Modulation of the plasminogen activation system in murine macrophages.

We have dissected the state of fibrinolytic balance in the C57/BL mouse macrophages, by means of immunotrap assays and zymography. We have monitored the individual changes of plasminogen activator (PA) and plasminogen activator inhibitor (PAI) activities of cellular lysates and secretions of these macrophages, after they were stimulated by various exogenous agents. The resident peritoneal macrophages were found to have very little PA but high level of PAI, and are therefore highly anti-fibrinolytic in nature.

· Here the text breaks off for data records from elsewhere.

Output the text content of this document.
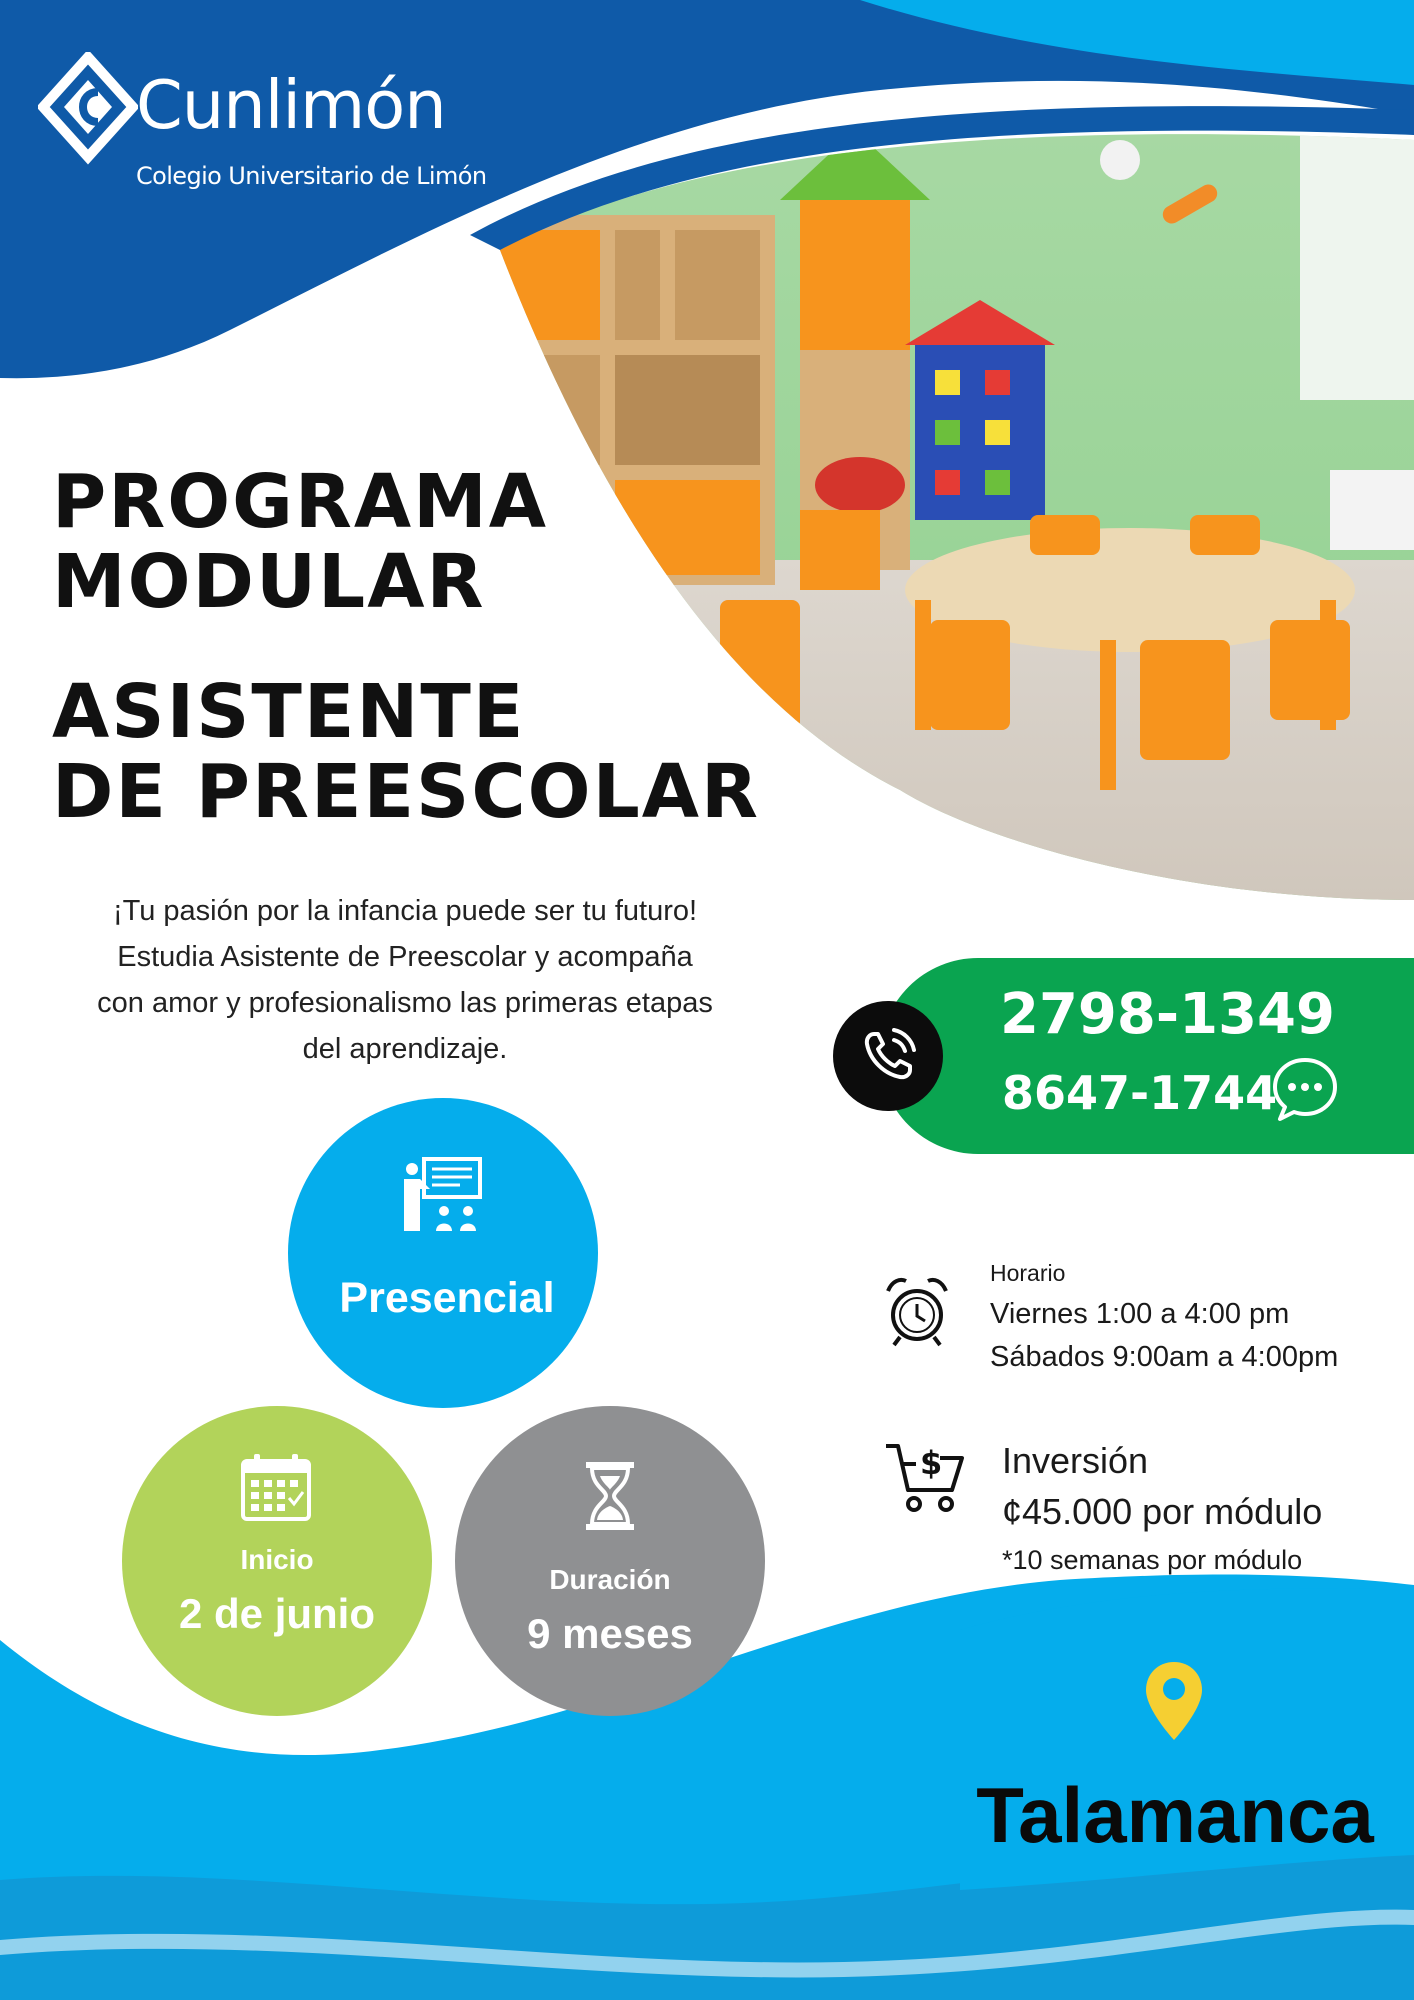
Cunlimón
Colegio Universitario de Limón
PROGRAMA
MODULAR
ASISTENTE
DE PREESCOLAR
¡Tu pasión por la infancia puede ser tu futuro!
Estudia Asistente de Preescolar y acompaña
con amor y profesionalismo las primeras etapas
del aprendizaje.
2798-1349
8647-1744
Presencial
Inicio
2 de junio
Duración
9 meses
Horario
Viernes 1:00 a 4:00 pm
Sábados 9:00am a 4:00pm
$ Inversión
¢45.000 por módulo
*10 semanas por módulo
Talamanca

Upon stimulation by thioglycollate, PA activity increased and PAI activity decreased, thus raising the fibrinolytic balance in these macrophages. Upon incubation of resident or thioglycollate-activated macrophages by lipopolysaccharide (LPS), the PA level was depressed while the PAI level was increased, resulting in a large drop in the total fibrinolytic balance of the activated cells. When resident or thioglycollate-activated macrophages were incubated with the anti-inflammatory agent dexamethasone, the drug depressed both the expressions of PA and PAI, in the lysate and conditioned medium of both cell types. Thus cell-bound or secreted forms of macrophage PA and PAI activities were either increased or decreased in response to thioglycollate, LPS or dexamethasone challenge. The changes in PA and PAI resulted in different state of fibrinolytic balance in macrophages, and could be related to the different functions of these macrophages at different stages of their development.